Uskup Agung Palembang, Mgr. Yohanes Harun Yuwono resmi melantik Dewan Pastoral Paroki (DPP) Katedral Santa Maria periode 2025-2028 pada Minggu (7/12/2025) pagi. Pelantikan yang dirangkai dalam Perayaan Ekaristi Minggu Adven Kedua dihadiri oleh ratusan umat Paroki Katedral dan sejumlah imam konselebran, di antaranya Ketua Komisi Kateketik, Kitab Suci, dan Liturgi KAPal, Romo Agustinus Giman dan Ketua Yayasan Xaverius Palembang, Romo Stepanus Supardi.
Dalam homilinya, Mgr. Harun menyampaikan harapannnya agar para pengurus baru dapat melaksanakan tugas pelayanan dengan penuh tanggung jawab untuk kemajuan gereja dan kemuliaan Tuhan.

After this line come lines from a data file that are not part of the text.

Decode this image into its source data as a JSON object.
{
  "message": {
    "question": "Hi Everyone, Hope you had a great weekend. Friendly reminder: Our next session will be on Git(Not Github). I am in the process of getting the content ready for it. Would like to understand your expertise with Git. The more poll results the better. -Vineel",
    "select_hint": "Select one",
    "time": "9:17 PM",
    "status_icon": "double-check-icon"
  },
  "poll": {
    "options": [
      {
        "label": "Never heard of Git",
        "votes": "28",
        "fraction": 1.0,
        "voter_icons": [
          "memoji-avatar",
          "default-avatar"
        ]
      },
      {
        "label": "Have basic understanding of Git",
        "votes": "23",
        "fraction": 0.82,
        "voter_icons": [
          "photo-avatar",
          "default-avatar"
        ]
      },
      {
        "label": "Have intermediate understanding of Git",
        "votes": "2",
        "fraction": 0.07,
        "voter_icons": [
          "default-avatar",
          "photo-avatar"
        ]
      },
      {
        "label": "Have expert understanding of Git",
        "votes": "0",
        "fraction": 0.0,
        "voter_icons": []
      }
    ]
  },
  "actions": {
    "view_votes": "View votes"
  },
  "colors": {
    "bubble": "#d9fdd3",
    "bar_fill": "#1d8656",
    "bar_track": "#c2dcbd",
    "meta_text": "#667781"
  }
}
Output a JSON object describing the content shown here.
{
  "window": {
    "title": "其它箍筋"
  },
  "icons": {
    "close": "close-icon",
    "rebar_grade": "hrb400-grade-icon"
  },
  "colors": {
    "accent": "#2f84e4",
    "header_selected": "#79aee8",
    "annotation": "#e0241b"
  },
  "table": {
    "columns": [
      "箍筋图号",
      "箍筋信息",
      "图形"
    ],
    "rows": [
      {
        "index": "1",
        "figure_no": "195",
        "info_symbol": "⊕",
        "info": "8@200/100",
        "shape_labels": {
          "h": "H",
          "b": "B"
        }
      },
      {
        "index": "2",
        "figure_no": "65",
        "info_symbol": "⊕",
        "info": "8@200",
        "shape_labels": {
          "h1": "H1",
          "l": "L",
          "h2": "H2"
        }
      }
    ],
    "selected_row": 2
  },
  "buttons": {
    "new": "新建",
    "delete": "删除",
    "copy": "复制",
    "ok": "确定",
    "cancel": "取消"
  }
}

Sebelum pelantikan para pengurus DPP terpilih mengikuti pembekalan yang diberikan oleh Vikaris Jenderal Keuskupan Agung Palembang, Romo Yohanes Kristanto, Sekretaris Keuskupan, Romo Alexander Pambudi SCJ, dan Ekono Keuskupan, Romo Emmanuel Belo Sede.
Mewakili pengurus yang baru dilantik, F.E. Hanafiah selaku Ketua DPP baru, mengungkapkan bahwa beliau telah terlibat menjadi anggota dewan harian kurang lebih selama 17 tahun dan berharap ada generasi baru yang menggantinya apalagi mengenai kesehatannya yang pernah mengalami stroke selama dua kali. Tetapi tugas baru ini tidak bisa ia tolak, karena ia terinspirasi oleh Bunda Maria yang berani mengatakan terjadilah padaku menurut perkataanMu.


Pastor Paroki Katedral Santa Maria, Romo Markus Edi Sucipto, dalam sambutannya menyampaikan harapannya agar seluruh umat dapat ikut ambil bagian dalam kehidupan menggereja. Imam yang pernah berkarya di Baturaja ini menegaskan bahwa, “Paroki bukan soal siapa pastor parokinya, bukan soal siapa ketua DPPnya, bahkan pengurus-pengurusnya. Tetapi paroki berbicara tentang gereja, yakni umat sendiri gereja berkembang ketika umat bersinergi untuk memberi diri terlibat dalam kehidupan beriman akhirnya hidup iman dan kepribadian kita semua berkembang”.

Seraya mengajak orang muda untuk terlibat aktif dalam kegiatan paroki dan lingkungan, ia juga mengingatkan bahwa Paroki Katedral merupakan Gereja Induk di keuskupan, maka perlu kesadaran dan semangat untuk bersinergi dan melibatkan seluruh umat untuk membangun persekutuan yang hidup. “Karena menjadi pusat maka perlu sinergi. Semuanya akan berkembang ketika semua terlibat,” tegasnya.
Kepengurusan DPP Santa Maria Palembang terdiri dari DPH personalia sesuai dengan bidang lima pilar gereja yakni bidang liturgia, bidang pewartaan, bidang pelayanan, bidang persekutuan, dan bidang martiria. Harapannya dengan sinergi dan kolaborasi yang dibangun mampu menjawab kebutuhan pastoral yang ada di paroki ini.